New Delhi, Jan 4: "Sovereign, socialist, secular, democratic republic" is how India is referred to in the preamble of the Constitution. However, J Nandakumar, a key RSS leader and All India Convenor Prajna Pravah, a Sangh offshoot, wants India to reconsider the inclusion of the word "secular", claiming secularism is a "western, Semitic concept".

In an exclusive interview to news agency, Nandakumar said: "Secularism is a western, Semitic concept. It came into existence in the West. It was actually against Papal dominance."

He argued that India does not need a secular ethos as the nation has moved "way beyond secularism" since it believes in universal acceptance as against the western concept of tolerance.
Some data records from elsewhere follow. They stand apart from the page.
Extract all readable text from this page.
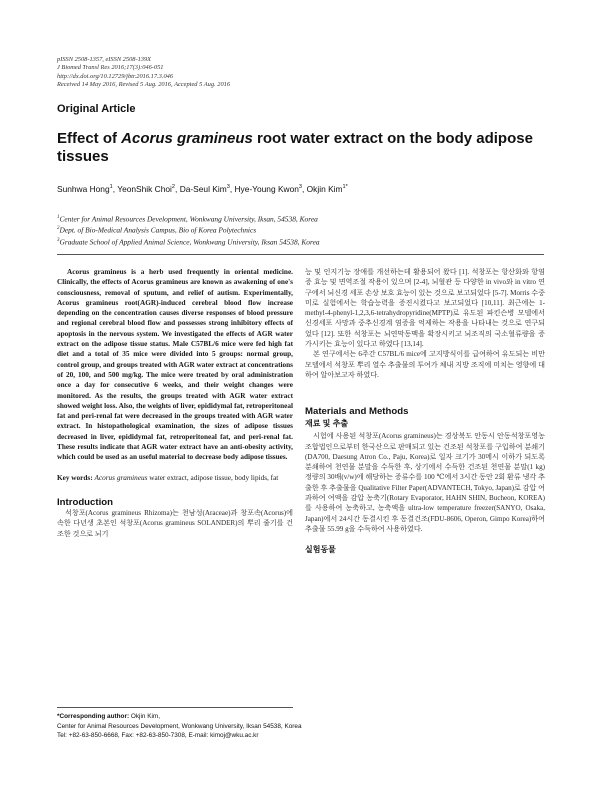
pISSN 2508-1357, eISSN 2508-139X
J Biomed Transl Res 2016;17(3):046-051
http://dx.doi.org/10.12729/jbtr.2016.17.3.046
Received 14 May 2016, Revised 5 Aug. 2016, Accepted 5 Aug. 2016
Original Article
Effect of Acorus gramineus root water extract on the body adipose tissues
Sunhwa Hong$^1$, YeonShik Choi$^2$, Da-Seul Kim$^3$, Hye-Young Kwon$^3$, Okjin Kim$^{1*}$
$^1$Center for Animal Resources Development, Wonkwang University, Iksan, 54538, Korea
$^2$Dept. of Bio-Medical Analysis Campus, Bio of Korea Polytechnics
$^3$Graduate School of Applied Animal Science, Wonkwang University, Iksan 54538, Korea

Acorus gramineus is a herb used frequently in oriental medicine. Clinically, the effects of Acorus gramineus are known as awakening of one's consciousness, removal of sputum, and relief of autism. Experimentally, Acorus gramineus root(AGR)-induced cerebral blood flow increase depending on the concentration causes diverse responses of blood pressure and regional cerebral blood flow and possesses strong inhibitory effects of apoptosis in the nervous system. We investigated the effects of AGR water extract on the adipose tissue status. Male C57BL/6 mice were fed high fat diet and a total of 35 mice were divided into 5 groups: normal group, control group, and groups treated with AGR water extract at concentrations of 20, 100, and 500 mg/kg. The mice were treated by oral administration once a day for consecutive 6 weeks, and their weight changes were monitored. As the results, the groups treated with AGR water extract showed weight loss. Also, the weights of liver, epididymal fat, retroperitoneal fat and peri-renal fat were decreased in the groups treated with AGR water extract. In histopathological examination, the sizes of adipose tissues decreased in liver, epididymal fat, retroperitoneal fat, and peri-renal fat. These results indicate that AGR water extract have an anti-obesity activity, which could be used as an useful material to decrease body adipose tissues.

Key words: Acorus gramineus water extract, adipose tissue, body lipids, fat
Introduction

석창포(Acorus gramineus Rhizoma)는 천남성(Araceae)과 창포속(Acorus)에 속한 다년생 초본인 석창포(Acorus gramineus SOLANDER)의 뿌리 줄기를 건조한 것으로 뇌기

능 및 인지기능 장애를 개선하는데 활용되어 왔다 [1]. 석창포는 항산화와 항염증 효능 및 면역조절 작용이 있으며 [2-4], 뇌혈관 등 다양한 in vivo와 in vitro 연구에서 뇌신경 세포 손상 보호 효능이 있는 것으로 보고되었다 [5-7]. Morris 수중미로 실험에서는 학습능력을 증진시켰다고 보고되었다 [10,11]. 최근에는 1-methyl-4-phenyl-1,2,3,6-tetrahydropyridine(MPTP)로 유도된 파킨슨병 모델에서 신경세포 사망과 중추신경계 염증을 억제하는 작용을 나타내는 것으로 연구되었다 [12]. 또한 석창포는 뇌연막동맥을 확장시키고 뇌조직의 국소혈류량을 증가시키는 효능이 있다고 하였다 [13,14].

본 연구에서는 6주간 C57BL/6 mice에 고지방식이를 급여하여 유도되는 비만 모델에서 석창포 뿌리 열수 추출물의 투여가 체내 지방 조직에 미치는 영향에 대하여 알아보고자 하였다.

Materials and Methods
재료 및 추출

시험에 사용된 석창포(Acorus gramineus)는 경상북도 안동시 안동석창포영농조합법인으로부터 한국산으로 판매되고 있는 건조된 석창포를 구입하여 분쇄기(DA700, Daesung Atron Co., Paju, Korea)로 일자 크기가 30메시 이하가 되도록 분쇄하여 천연물 분말을 수득한 후, 상기에서 수득한 건조된 천연물 분말(1 kg) 정량의 30배(v/w)에 해당하는 증류수를 100 ℃에서 3시간 동안 2회 환류 냉각 추출한 후 추출물을 Qualitative Filter Paper(ADVANTECH, Tokyo, Japan)로 감압 여과하여 여액을 감압 농축기(Rotary Evaporator, HAHN SHIN, Bucheon, KOREA)를 사용하여 농축하고, 농축액을 ultra-low temperature freezer(SANYO, Osaka, Japan)에서 24시간 동결시킨 후 동결건조(FDU-8606, Operon, Gimpo Korea)하여 추출물 55.99 g을 수득하여 사용하였다.

실험동물
*Corresponding author: Okjin Kim,
Center for Animal Resources Development, Wonkwang University, Iksan 54538, Korea
Tel: +82-63-850-6668, Fax: +82-63-850-7308, E-mail: kimoj@wku.ac.kr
The RSS functionary on Thursday released a book here named "Hindutva in the changing times". The book launch event was also attended by senior RSS functionary Krishna Gopal.

Nandakumar, who has attacked the Mamata Banerjee government in his book for alleged "Islamisation of West Bengal", told IANS: "We have to see whether we need to put up a board of being secular, or that whether we should prove this through our behaviour, actions and roles."

It is for society to take a call on this, rather than by any political class, on whether the preamble to the Indian Constitution should continue to have the word "secular" in it or not, he added.

In between signing his books and obliging wannabe Hindutva cadres with selfies, Nandakumar said that the very existence of the word "secular" in the preamble was not necessary and how the constitution founders too were against it.

"Baba Saheb Ambedkar, Ladi Krishnaswamy Aiyaar -- all debated against it and said it (secular) wasn't necessary to be included in the preamble. That time it was demanded, discussed and decided not to include it," he said.

Ambedkar's opinion was, however, disregarded when Indira Gandhi "bulldozed" the word "secular", in 1976, said the head of the Prajna Pravah, an umbrella body of several right-wing think-tanks

As Nandakumar prepared to return to his base in Kerala, where, he emphasises, the RSS has its work cut out in the "fight against the Kunnor model", he said that the inclusion of "secular" was done with the intent to damage the concept of Hindutva.

"It was to demolish, destroy the overarching principle of Hindutva that binds us together", he said.

Asked whether the Sangh would pressurise the BJP, which has 303 seats in the Lok Sabha, to omit "secular" from the Constitution preamble, Nandakumar smilingly refused to reply.